It’s the same with abandoning unskillful qualities. We really like our greed, aversion, and delusion. In fact, we identify ourselves with our suffering. As the Buddha said, suffering comes from clinging to the five aggregates. And what is our identity made out of? Out of the clinging to those same five aggregates. We identify with our suffering. So of course it’s going to be hard to let go as long as we say, “This is me” and “This is mine.” This is why you have to look at these things as “not me” and “not mine.” At the very least, tell yourself there must be something better. If you’re going to identify with anything, see if you can find something better to identify with.

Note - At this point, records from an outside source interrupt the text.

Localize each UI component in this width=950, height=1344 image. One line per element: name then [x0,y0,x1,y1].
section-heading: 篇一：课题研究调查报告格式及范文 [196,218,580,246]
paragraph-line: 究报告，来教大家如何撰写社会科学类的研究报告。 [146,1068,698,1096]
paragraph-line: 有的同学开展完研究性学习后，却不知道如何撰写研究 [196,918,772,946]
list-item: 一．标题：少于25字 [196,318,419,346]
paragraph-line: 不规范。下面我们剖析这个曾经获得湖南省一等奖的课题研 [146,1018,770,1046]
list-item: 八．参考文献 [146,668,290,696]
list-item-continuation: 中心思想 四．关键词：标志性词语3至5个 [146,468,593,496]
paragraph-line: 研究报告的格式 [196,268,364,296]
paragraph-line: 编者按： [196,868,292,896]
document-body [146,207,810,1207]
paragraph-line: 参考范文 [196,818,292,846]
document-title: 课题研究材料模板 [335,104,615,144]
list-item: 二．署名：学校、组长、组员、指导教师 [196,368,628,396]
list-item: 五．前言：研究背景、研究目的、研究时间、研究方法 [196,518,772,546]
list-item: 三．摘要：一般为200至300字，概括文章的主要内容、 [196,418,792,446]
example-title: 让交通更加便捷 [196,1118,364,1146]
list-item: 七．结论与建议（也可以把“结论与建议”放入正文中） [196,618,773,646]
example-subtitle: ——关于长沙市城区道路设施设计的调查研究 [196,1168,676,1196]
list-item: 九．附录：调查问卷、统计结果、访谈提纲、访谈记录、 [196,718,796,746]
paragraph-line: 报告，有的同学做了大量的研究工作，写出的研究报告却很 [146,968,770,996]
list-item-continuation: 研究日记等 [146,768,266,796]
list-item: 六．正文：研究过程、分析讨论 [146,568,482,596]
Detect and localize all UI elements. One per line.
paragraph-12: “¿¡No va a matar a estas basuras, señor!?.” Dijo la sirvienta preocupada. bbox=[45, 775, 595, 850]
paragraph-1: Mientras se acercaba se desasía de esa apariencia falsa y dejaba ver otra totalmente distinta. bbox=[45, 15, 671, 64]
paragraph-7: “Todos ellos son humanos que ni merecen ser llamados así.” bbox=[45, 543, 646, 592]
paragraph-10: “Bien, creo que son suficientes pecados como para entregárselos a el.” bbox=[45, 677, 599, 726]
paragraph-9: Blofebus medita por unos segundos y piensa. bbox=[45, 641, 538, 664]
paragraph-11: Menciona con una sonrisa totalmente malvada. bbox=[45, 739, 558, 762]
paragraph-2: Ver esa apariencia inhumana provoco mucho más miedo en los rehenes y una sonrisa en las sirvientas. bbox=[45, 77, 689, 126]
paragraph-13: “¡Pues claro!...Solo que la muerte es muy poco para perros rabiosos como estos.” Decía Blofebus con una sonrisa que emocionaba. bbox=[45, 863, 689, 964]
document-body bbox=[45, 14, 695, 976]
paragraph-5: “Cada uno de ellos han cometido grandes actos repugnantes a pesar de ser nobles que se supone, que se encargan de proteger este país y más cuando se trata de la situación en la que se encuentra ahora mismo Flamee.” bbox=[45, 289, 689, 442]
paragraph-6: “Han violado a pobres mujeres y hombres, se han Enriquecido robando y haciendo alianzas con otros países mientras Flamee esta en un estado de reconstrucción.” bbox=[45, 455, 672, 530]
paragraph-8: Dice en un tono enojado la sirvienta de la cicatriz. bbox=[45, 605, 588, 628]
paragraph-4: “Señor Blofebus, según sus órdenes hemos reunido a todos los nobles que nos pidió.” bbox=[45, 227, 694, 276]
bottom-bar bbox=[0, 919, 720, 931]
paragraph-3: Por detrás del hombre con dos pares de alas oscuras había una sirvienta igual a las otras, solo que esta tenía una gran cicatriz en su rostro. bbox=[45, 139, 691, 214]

But the important thing is that you learn how to make yourself want to do the practice. This is where the customs of the noble ones and the bases for success come together, with that desire: the ability to delight in abandoning unskillful qualities and to delight in developing skillful ones. Learn how to see that as a really positive accomplishment in your life. That’s what helps you stay here. That’s what gives energy to your persistence and intentness and your ability to analyze things. Those four qualities can turn around and help you with the customs of the noble ones. They help raise your mind to a higher standard as to what kind of behavior is acceptable and what kind of behavior is not.
You’re focusing primarily on your behavior and not letting the standards of the world take over. There are lots of unskillful things that the world will let you do and turn a blind eye or, sometimes, actually encourage you to do. They really are against the Dhamma, really against the principle of finding true happiness inside. So you want to take the standards of the noble ones as your guide, because those are the only ones that are reliable. The standards of the world change, and it’s all pretty arbitrary which direction they’re going to change and when. But the standards of the noble ones stay the same all the time. The way they were in India 2,500 years ago is the same way they are now. And it’s by holding to those standards that we have hope for true happiness.
So learn to have the desire to bring your mind in line with those standards. You’ll benefit. The people around you will benefit as well, because this leads to a happiness that harms no one. More than that, it leads to a happiness that doesn’t disappoint in any way at all. It leads to total satisfaction: a mind that has a real sense of “enough,” not because it’s trained itself to lower its standards, but because you’ve raised your standards. That’s where true happiness can be found.